We naturally welcome this finding, and will urge those who commission these tests, and who accept their results, to explain how they intend to transition away from requiring data from two species as a matter of urgency. At the same time, we will remind them of other scientific evidence, showing that no animal-based developmental toxicity test is sufficiently predictive for humans, and that the need for a move towards more humane, human-relevant and predictive tests is irrefutable.

Humane tests using human stem-cells, organoids (tiny 3D ‘organs’ grown in the lab), body-on-a-chip (different types of human cells grown together and interconnected on ‘chips’) and ‘omics’ techniques (looking at changes in gene expression and protein production) are far more relevant to human safety, particularly when used together.

These non-animal methods allow researchers to incorporate human genetic diversity into the tests. Some of them have been formally validated (unlike the animal tests)—some for almost twenty years—yet are still waiting to be accepted by regulators of the chemical and pharmaceutical industries, despite accuracies of 80-100% ^[3–5] amid widespread acceptance and use by the research community. They are also quicker and cheaper—which is important, as many tens of thousands of chemicals are in regular use worldwide, with little or no safety information relevant to humans.

It is extremely disappointing that the pace of change is so slow. Animal tests in this field have been known to be very poor predictors of human risk and safety for many years, with poor concordance across species, and high rates of false positive and false negative results with regard to humans ^{[6, 7]}. They are, simply, not suitable for their stated purpose, yet continue to be used in in preference to scientifically superior—as well as humane—methods.

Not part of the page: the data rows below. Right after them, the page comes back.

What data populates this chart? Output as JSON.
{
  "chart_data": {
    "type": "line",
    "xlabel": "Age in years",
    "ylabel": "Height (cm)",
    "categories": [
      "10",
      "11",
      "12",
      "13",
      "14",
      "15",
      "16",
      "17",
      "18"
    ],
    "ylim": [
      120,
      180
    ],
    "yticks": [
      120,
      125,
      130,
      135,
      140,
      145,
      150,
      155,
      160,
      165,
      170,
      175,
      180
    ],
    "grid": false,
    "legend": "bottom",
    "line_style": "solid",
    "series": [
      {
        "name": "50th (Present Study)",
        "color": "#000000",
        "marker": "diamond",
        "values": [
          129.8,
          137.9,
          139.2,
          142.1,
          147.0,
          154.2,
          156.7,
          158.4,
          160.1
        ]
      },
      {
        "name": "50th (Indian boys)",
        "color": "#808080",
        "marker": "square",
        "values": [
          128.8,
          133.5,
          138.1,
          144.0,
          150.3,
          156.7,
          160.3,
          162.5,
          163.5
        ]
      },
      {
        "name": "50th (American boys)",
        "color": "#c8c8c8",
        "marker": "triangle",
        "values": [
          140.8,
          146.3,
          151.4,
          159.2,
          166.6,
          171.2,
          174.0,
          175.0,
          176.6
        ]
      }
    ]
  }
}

Testing for just one substance is estimated to involve the use of more than 1,300 animals. Overall, this type of testing accounts for the use of around twelve percent of all animals used in chemical risk-assessment ^[8].

At Cruelty Free International we will continue to push for developmental toxicity testing to be animal-free, as scientific evidence demands. However, it is clear that an important, immediate first step towards this overdue change should be an end to tests that use two different species. This would save many thousands of animals from a great deal of suffering and death, as well as expediting a shift to testing methods that will not harm animals at all. This will also benefit people, by providing data directly relevant to them.

References

1. Braakhuis HM, Theunissen PT, Slob W et al. Testing developmental toxicity in a second species: are the differences due to species or replication error. Regul Toxicol Pharmacol 2019;107:104410.
2. Garg RC, Bracken WM, Hoberman AM et al. Reproductive and developmental safety evaluation of new pharmaceutical compounds. In: Gupta RC, ed. Reproductive and Developmental Toxicology. London: Academic Press, Elsevier 2011:101-28.
3. Worley KE, Rico-Varela J, Ho D et al. Teratogen screening with human pluripotent stem cells. Integr Biol (Camb) 2018;10:491-501.
4. Marikawa Y, Chen HR, Menor M et al. Exposure-based assessment of chemical teratogenicity using morphogenetic aggregates of human embryonic stem cells. Reprod Toxicol 2020;91:74-91.
5. Luz AL, Tokar EJ. Pluripotent Stem Cells in Developmental Toxicity Testing: A Review of Methodological Advances. Toxicol Sci 2018;165:31-39.
6. Bailey J, Knight A, Balcombe J. The future of teratology research is in vitro. Biogenic Amines - Stress and Neuroprotection 2005;19:97-145.
7. Bailey J. Developmental toxicity testing: protecting future generations? Alternatives to Laboratory Animals 2008;36:718-21.
8. Rovida C, Hartung T. Re-evaluation of animal numbers and costs for in vivo tests to accomplish REACH legislation requirements for chemicals - a report by the transatlantic think tank for toxicology (t(4)). ALTEX 2009;26:187-208.